Spain had taken Florida for its own, dating the claim back to explorer Ponce de Leon’s first mapping the territory in 1513 and claiming Georgia to be part of it. James Oglethorpe founded the 13th colony as a buffer colony for the British in 1733, serving as a protective zone against Spanish invasion, for her twelve sister colonies to the north.
The Convention of Pardo concluded in early 1739 attempted to settle issues relating to smuggling and to the slave trade, but Spain suspected “cheating” and continued to board foreign vessels at will.
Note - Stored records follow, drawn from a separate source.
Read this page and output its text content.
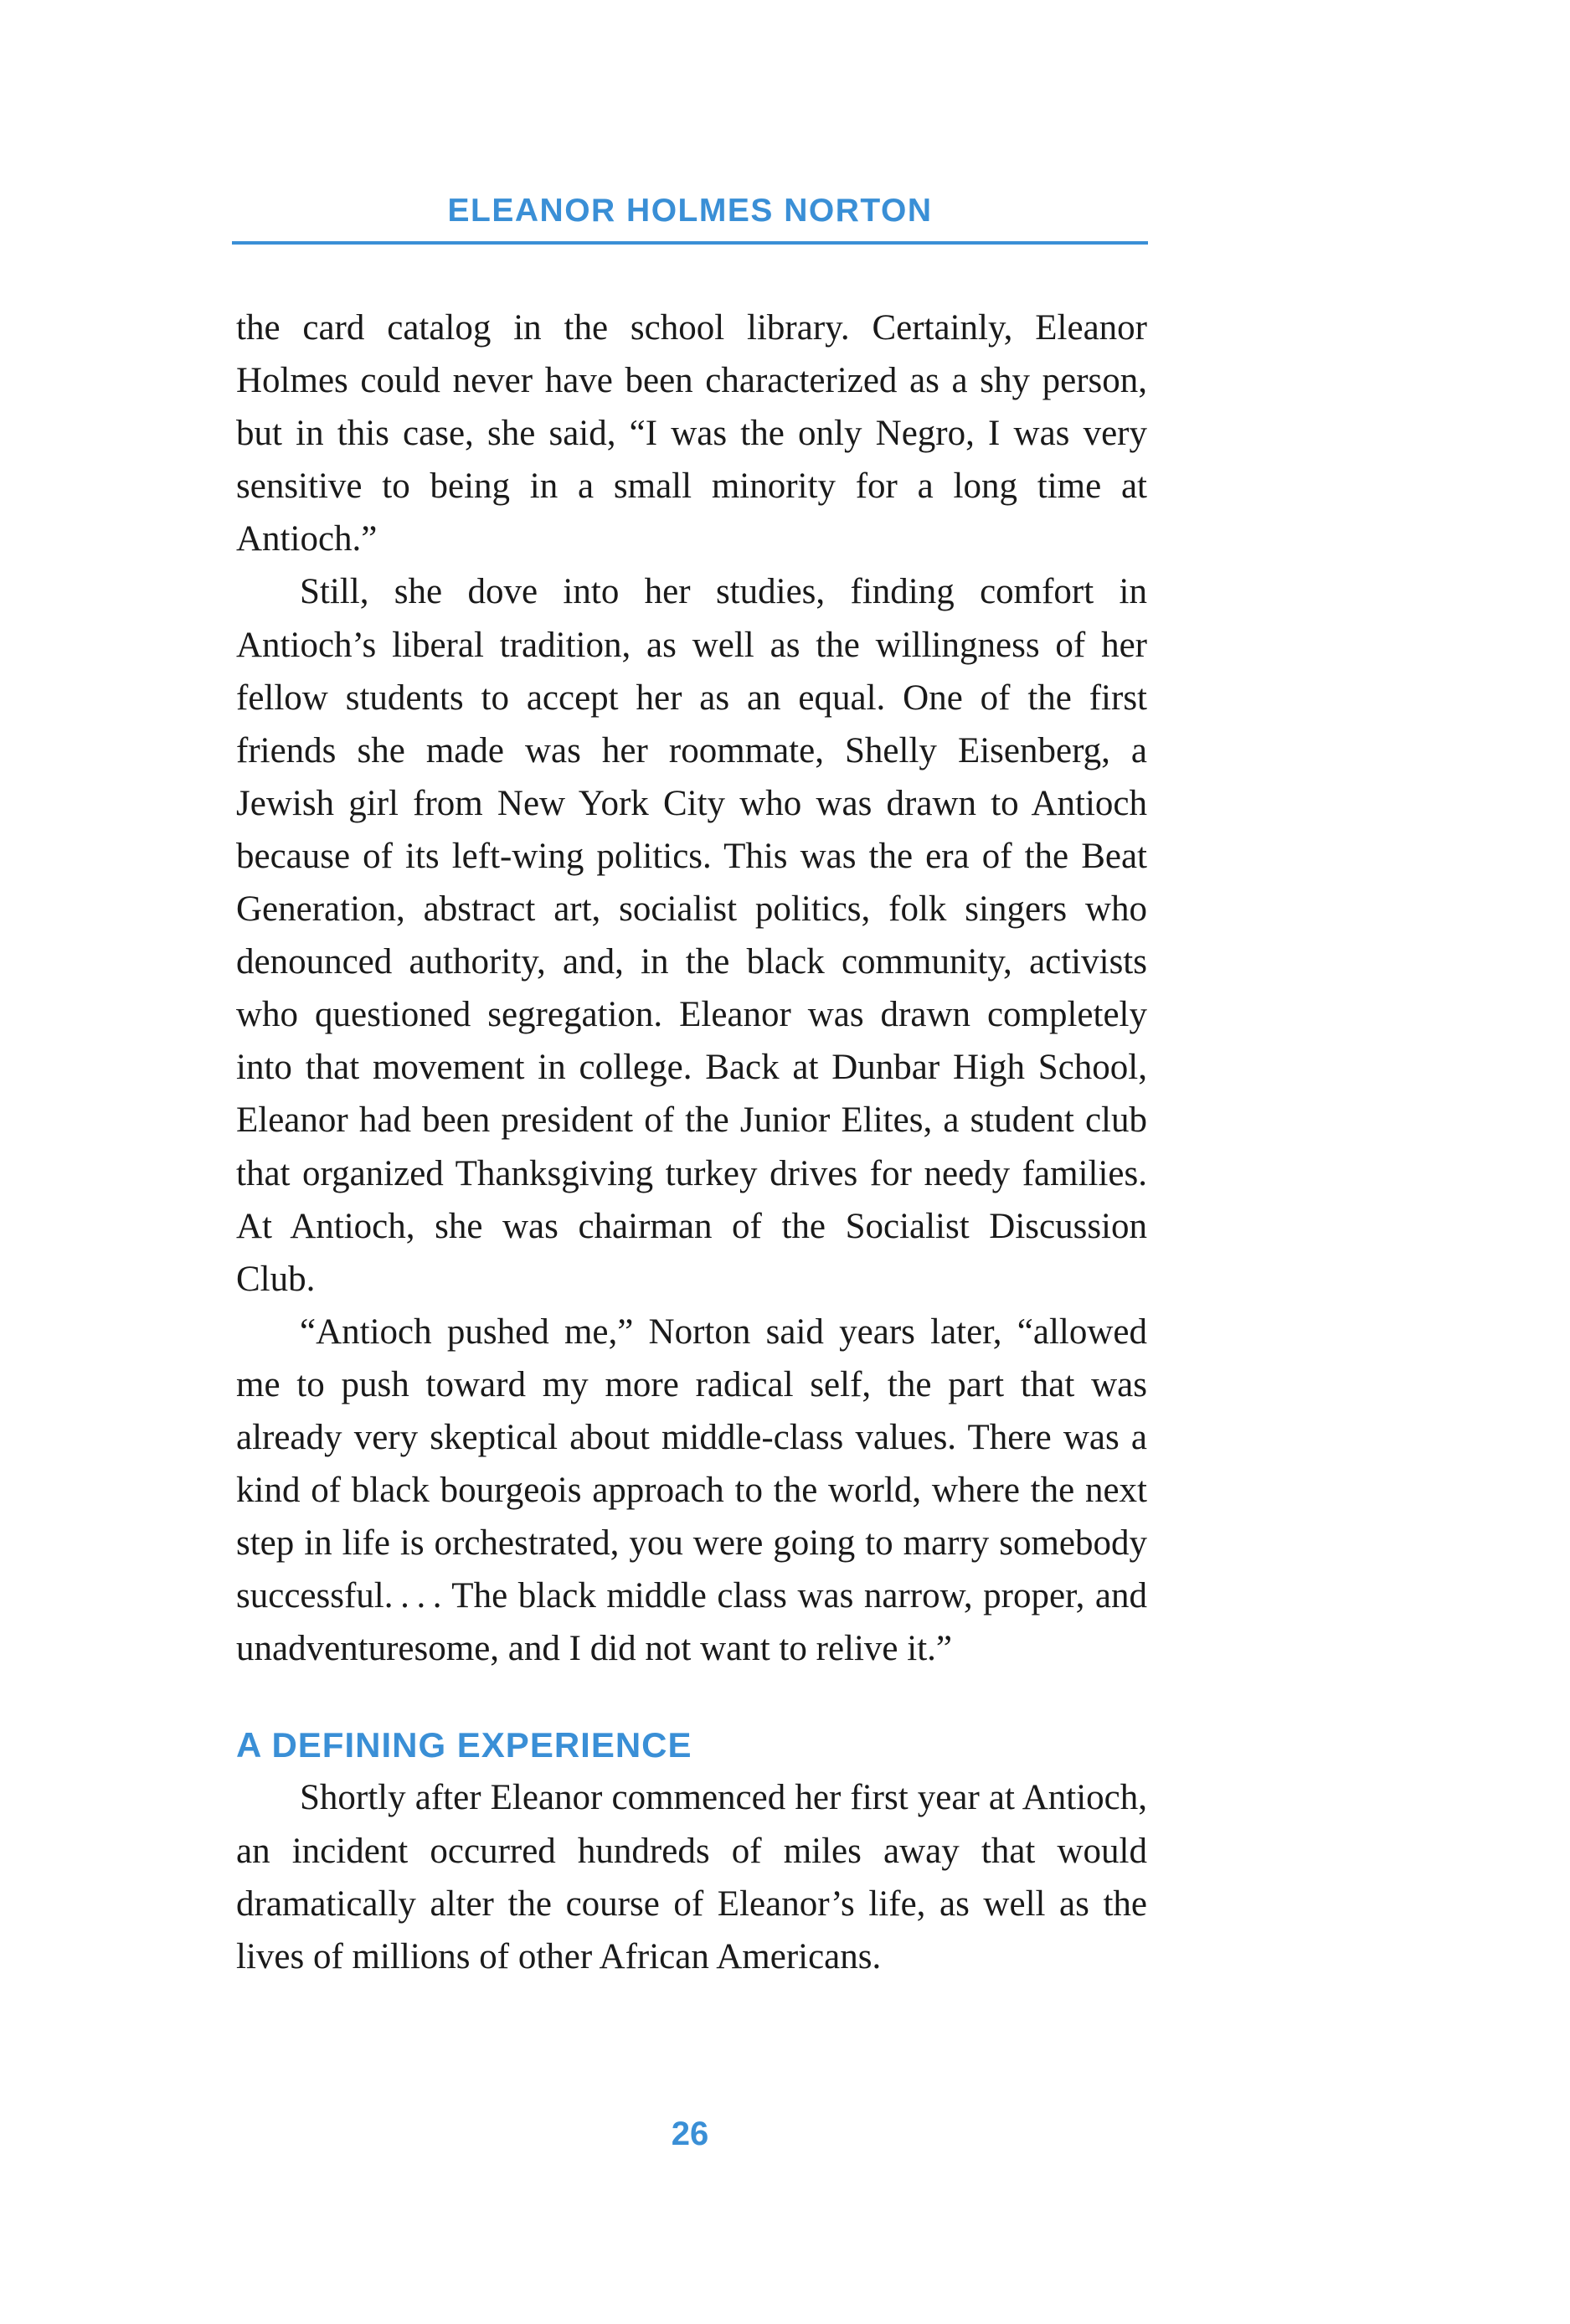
ELEANOR HOLMES NORTON

the card catalog in the school library. Certainly, Eleanor Holmes could never have been characterized as a shy person, but in this case, she said, “I was the only Negro, I was very sensitive to being in a small minority for a long time at Antioch.”

Still, she dove into her studies, finding comfort in Antioch’s liberal tradition, as well as the willingness of her fellow students to accept her as an equal. One of the first friends she made was her roommate, Shelly Eisenberg, a Jewish girl from New York City who was drawn to Antioch because of its left-wing politics. This was the era of the Beat Generation, abstract art, socialist politics, folk singers who denounced authority, and, in the black community, activists who questioned segregation. Eleanor was drawn completely into that movement in college. Back at Dunbar High School, Eleanor had been president of the Junior Elites, a student club that organized Thanksgiving turkey drives for needy families. At Antioch, she was chairman of the Socialist Discussion Club.

“Antioch pushed me,” Norton said years later, “allowed me to push toward my more radical self, the part that was already very skeptical about middle-class values. There was a kind of black bourgeois approach to the world, where the next step in life is orchestrated, you were going to marry somebody successful. . . . The black middle class was narrow, proper, and unadventuresome, and I did not want to relive it.”

A DEFINING EXPERIENCE

Shortly after Eleanor commenced her first year at Antioch, an incident occurred hundreds of miles away that would dramatically alter the course of Eleanor’s life, as well as the lives of millions of other African Americans.

26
The War of Jenkins’ Ear broke out later that year, when Commander Juan de León Fandiño hacked off the ear of Commander Robert Jenkins, informing the unfortunate ship’s master that he could “Go, and tell your King that I will do the same”, to him.
Spain immediately began to draw up plans to invade the Georgia colony.
One day, St. Simons Island would be made notable for having provided the 2,000 southern Live Oak trees, forming the hull of the USS Constitution, “Old Ironsides”. On July 5, 1742, that day was far in the future. On this day, a Spanish invasion force of somewhere between 4,500 and 5,000 men landed on the island, in 36 ships.
A much smaller force of approximately 950 British Regulars, Colonial Militia and Indian Allies was under the command of James Oglethorpe, founder of the Georgia Colony. Oglethorpe withdrew his forces in in the face of the much larger invasion, and later attacked a Spanish reconnaissance in Force at a place called Gully Hole Creek. The Spanish were routed, with almost a third of their number either killed or captured. Falling back in the face of superior numbers of Spanish reinforcements, the British attacked the Spaniards a second time as they stacked arms and pulled out their pots and pans preparing for dinner. The “Battle of Bloody Marsh” was another victory for the British, and would prove to be decisive.
A few days later, Oglethorpe launched what can only be described a a psychological warfare operation. A Spanish prisoner was released to the other side, with information that a massive British force was on the way. Fearing that Montiano might learn the true size of his puny force, Oglethorpe spread drummers out until their sound seemed to come from all directions.
Governor Montiano bought the ruse, hook, line and sinker. The Spanish invaders left St. Simons island for good on July 25, never to return. One of the most brilliant head fakes in colonial history had ended the invasion, leaving the 13th colony in the undisputed hands of the British Crown.